Sunday, March 15, 2009

RICH BLEND

FROM THE NOTE BOOK
Bangladesh Rifles headquarters is at Pilkhana, Dhaka, where the recent mutiny and gruesome killings took place. It is also close to Dhanmandi. Whole of Eastern Bengal, now Bangladesh, together with a part of Indian state of Assam , whole of present day West Bengal, Orissa and a part of present day Bihar constituted Sube Bangla of the Mughal Empire. Roughly , a suba was like a later day British administrative province. Mughals initially placed a subedar in these subas for administration, military affairs and revenue collection. Subedars generally were from the army. In the time of Mughal’s decay these administrators were described as Nawabs and Sube Bangla’s capital was at Murshidabad. These Nawabs started betraying increasing independence when they realized that the Delhi emperor’s grip is weakening. Another Nawabi domain sprang up in Dhaka after Murshidabad started declining after the Battle of Plassey, 1757.

Notwithstanding all these political events, landmarks within the region with their Farsi, and in a reduced scale, Arabic nomenclatures stayed throughout centuries, through British imperial days and even today. So, the Pilkhana, the parking place of war elephants, Topkhana, the parking place of batteries of cannons, Baroodkhana, the magazine lingered on till today.

Thus , I used to wake up in a vacant shop at Kazir Bazaar, get out for toilet in a masonry rubble called Baroodkhana and take my showers under spilled water of a very big water supply tank at topkhana, little bothering about Barood or Top of bygone days. Then once again back to Mamu’s snacks-cum-tea stall for my daily chow of very greasy paratha and equally greasy khasi gosht, cooked last evening. Very stale and delicious. Then take out my rickety bicycle and out thanking the Kazi of some centuries back for ordering erection of this cluster of shops, one of which was providing shelter to an anti-state commie, marked prominently in police records. Neighbourhood people took me for a police spy and left me unbothered. Then I would be through Zindabazar via Bandarbazaar, leave the cycle somewhere and board a bus of pre-Second World War vintage of Chevrolet or Dodge make. This would clutter along and stop for half a minute before the Dargah of Peer Shah Zalal, and Muslims or Hindu drivers alike uttered their silent prayers. Then I would get down somewhere and get in on a gashti country boat tied to a pole at a river bank and row out for some place. Many years afterwards it dawned upon me gasht in Farsi meant patrols. Those boats were designed for police patrols in the riverine countryside.

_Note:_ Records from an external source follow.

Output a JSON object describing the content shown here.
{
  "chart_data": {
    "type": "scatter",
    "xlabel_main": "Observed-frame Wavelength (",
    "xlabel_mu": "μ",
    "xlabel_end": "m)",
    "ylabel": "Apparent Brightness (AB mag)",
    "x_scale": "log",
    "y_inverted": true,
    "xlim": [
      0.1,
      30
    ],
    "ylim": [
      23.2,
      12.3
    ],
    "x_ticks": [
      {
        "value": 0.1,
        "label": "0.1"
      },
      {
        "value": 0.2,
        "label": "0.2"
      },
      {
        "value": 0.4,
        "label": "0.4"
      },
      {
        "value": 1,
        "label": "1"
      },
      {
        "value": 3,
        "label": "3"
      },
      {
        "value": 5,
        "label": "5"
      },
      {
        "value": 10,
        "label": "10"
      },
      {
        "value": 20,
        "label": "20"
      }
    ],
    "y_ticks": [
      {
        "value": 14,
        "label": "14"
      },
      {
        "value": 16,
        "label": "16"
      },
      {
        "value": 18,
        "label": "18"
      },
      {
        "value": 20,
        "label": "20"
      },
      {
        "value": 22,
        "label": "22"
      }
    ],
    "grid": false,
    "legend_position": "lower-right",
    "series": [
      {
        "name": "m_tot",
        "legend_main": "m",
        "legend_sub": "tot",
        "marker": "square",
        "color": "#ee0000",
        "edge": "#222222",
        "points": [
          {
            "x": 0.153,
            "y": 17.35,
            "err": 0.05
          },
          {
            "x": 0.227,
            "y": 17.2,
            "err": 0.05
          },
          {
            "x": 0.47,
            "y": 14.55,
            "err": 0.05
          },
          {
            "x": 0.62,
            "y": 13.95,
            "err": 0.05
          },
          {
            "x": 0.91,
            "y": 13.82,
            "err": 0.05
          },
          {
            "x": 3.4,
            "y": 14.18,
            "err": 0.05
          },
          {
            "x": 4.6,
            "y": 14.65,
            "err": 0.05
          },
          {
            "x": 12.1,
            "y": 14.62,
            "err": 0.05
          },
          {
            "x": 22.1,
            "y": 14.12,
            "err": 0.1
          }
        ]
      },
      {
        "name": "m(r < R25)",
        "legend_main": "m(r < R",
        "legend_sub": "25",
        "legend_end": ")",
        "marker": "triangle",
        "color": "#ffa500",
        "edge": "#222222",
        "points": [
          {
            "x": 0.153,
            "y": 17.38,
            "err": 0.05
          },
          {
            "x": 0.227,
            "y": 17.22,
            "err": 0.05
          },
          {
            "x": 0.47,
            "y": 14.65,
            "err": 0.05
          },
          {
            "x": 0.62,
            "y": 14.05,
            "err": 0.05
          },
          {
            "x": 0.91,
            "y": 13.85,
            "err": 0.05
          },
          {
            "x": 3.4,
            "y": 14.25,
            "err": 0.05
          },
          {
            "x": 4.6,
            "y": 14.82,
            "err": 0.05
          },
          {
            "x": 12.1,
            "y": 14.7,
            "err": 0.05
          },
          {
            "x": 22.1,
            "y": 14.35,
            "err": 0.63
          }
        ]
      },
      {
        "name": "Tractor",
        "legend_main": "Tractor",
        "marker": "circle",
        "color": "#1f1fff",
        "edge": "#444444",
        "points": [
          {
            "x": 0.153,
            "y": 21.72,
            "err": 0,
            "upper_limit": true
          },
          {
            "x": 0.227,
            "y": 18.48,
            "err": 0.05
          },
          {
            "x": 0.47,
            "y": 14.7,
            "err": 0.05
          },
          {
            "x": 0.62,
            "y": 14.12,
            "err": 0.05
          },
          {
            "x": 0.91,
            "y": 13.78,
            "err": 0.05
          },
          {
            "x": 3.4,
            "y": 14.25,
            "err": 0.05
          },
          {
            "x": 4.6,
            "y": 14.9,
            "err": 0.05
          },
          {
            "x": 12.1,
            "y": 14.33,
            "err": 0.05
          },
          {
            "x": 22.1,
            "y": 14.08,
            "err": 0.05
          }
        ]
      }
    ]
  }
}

I had no idea of Farsi but my grandfather had. He was a renowned mokhtar in that part of our district with a fairly good grip over Farsi. This was the language used abundantly blended with local languages or dialects in law courts and Hindu lawyers were quite familiar with Farsi, even its script. Life at that time surely had been a grandeur of rich blend.

5 comments:

fleuve-souterrain said...

Very very nicely written! The history of the times mixed with humour is fantastic. You hsould write more such semi-personal accounts. ENjoyed it a lot!

tikulicious said...

I enjoyed it to the core. It is once in a while one gets to read such nostalgic write ups and I am glad I got this opportunity. It is amazing how much one learns from small little things in life ..I definitely did .. thanks for sharing with us. Regards and keep sharing :)

Rhett said...

The old and the new blended anew. I hail from Lucknow and have similar stories to tell.
I enjoyed this immensely. Nostalgic through being plain descriptive -- I much admire that skill.

Old Man River said...

dearest commentators, thank u all from the core of my heart.you are refreshengly young and with this kind of attitude u ll never be hopelessly old.here is where a sort of story merges with history.as confucius said by ignoring the past u never can define the future.so, once again thank u all for appreciating my efforts.i follow ur blogs also.

Rhett said...

I think I speak for all when I say that it is a privilege and an honour to read you and know you. You are like your handle suggests -- old man river.